A record that distorts, delights, and entrances...

A house of mirrors can be a fun and terrifying thing. At times, the images can be funny and other times grotesque. It just depends on your mood. The title also reflects Neil Cowley’s relationship with the piano. Over the years it has been his best friend, and worst enemy. The fun and the painful.

Throughout the album you can hear it be both. There are times when Cowley is gently caressing the keys. On ‘Just Above it All’ the notes gracefully glide from his fingers. The music that underpins this glorious playing is filled with frustrated synth motifs and skittering beats. Despite the ease in which Cowley plays, ‘Just Above it All’ hints that this is not always a symbiotic process. And this is the real joy to the album. Normally we are shown musicians in love with their instrument. They ease the music from it gently or thrash and bash it until it gives them what they need. Here Cowley is show that this isn’t always the case. That some days, as much as he tries, the inspiration doesn’t come.

These frustrations come to a head in ‘Souls of the S-Bahn’. The song is ultimately about weary people on the underground, the field recordings really hammer this home, but the Cowley also has a weary way about him. The playing is proficient but lethargic. On this day, his love for creating was still high, but his love of playing might not have been.
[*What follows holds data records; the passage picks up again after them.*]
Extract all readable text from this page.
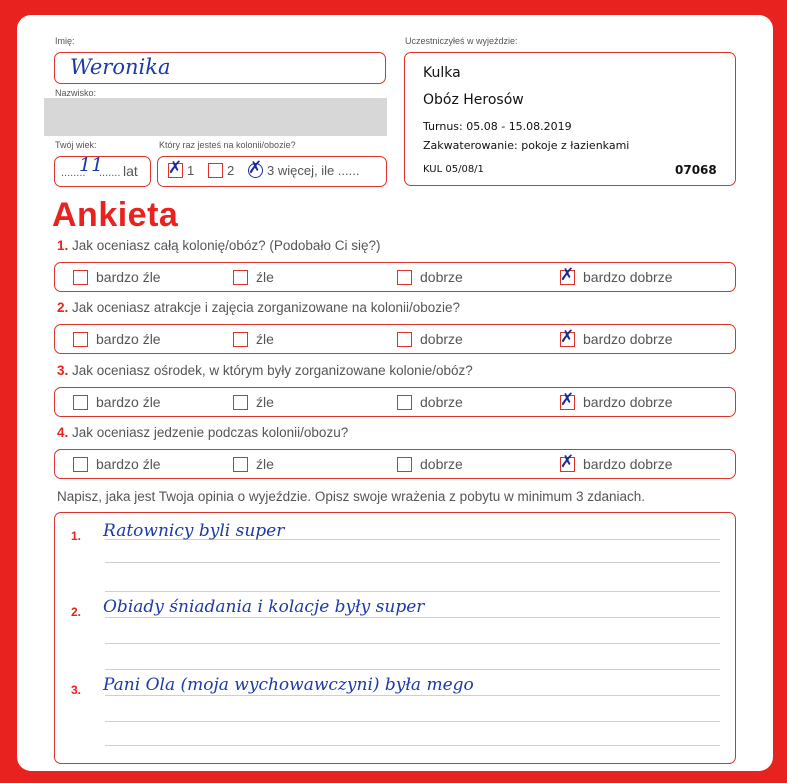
Imię:
Weronika
Nazwisko:
Twój wiek:
........
11
....... lat
Który raz jesteś na kolonii/obozie?
✗ 1	2 ✗ 3 więcej, ile ......
Uczestniczyłeś w wyjeździe:
Kulka
Obóz Herosów
Turnus: 05.08 - 15.08.2019
Zakwaterowanie: pokoje z łazienkami
KUL 05/08/1	07068
Ankieta
1. Jak oceniasz całą kolonię/obóz? (Podobało Ci się?)
bardzo źle	źle	dobrze	✗ bardzo dobrze
2. Jak oceniasz atrakcje i zajęcia zorganizowane na kolonii/obozie?
bardzo źle	źle	dobrze	✗ bardzo dobrze
3. Jak oceniasz ośrodek, w którym były zorganizowane kolonie/obóz?
bardzo źle	źle	dobrze	✗ bardzo dobrze
4. Jak oceniasz jedzenie podczas kolonii/obozu?
bardzo źle	źle	dobrze	✗ bardzo dobrze
Napisz, jaka jest Twoja opinia o wyjeździe. Opisz swoje wrażenia z pobytu w minimum 3 zdaniach.
1. Ratownicy byli super
2. Obiady śniadania i kolacje były super
3. Pani Ola (moja wychowawczyni) była mego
At its core ‘Hall Of Mirrors’ is about Neil Cowley’s relationship with the piano. This a delicate album filled with as many weighty pauses as it is bombastic phrases. It’s an album that show Cowley hasn’t lost his ear for a killer melody; in fact, it might have got sharper. My favourite thing about the album is how effortless it all sounds. Which means, it really isn’t. There is some complex stuff happening just below the surface and when you start to delve into it, that’s when the real joy of album comes from. Just like a real hall of mirrors some of the playing is beautiful, fun, haunting and terrifying. But this is what we’ve come to expect from Cowley.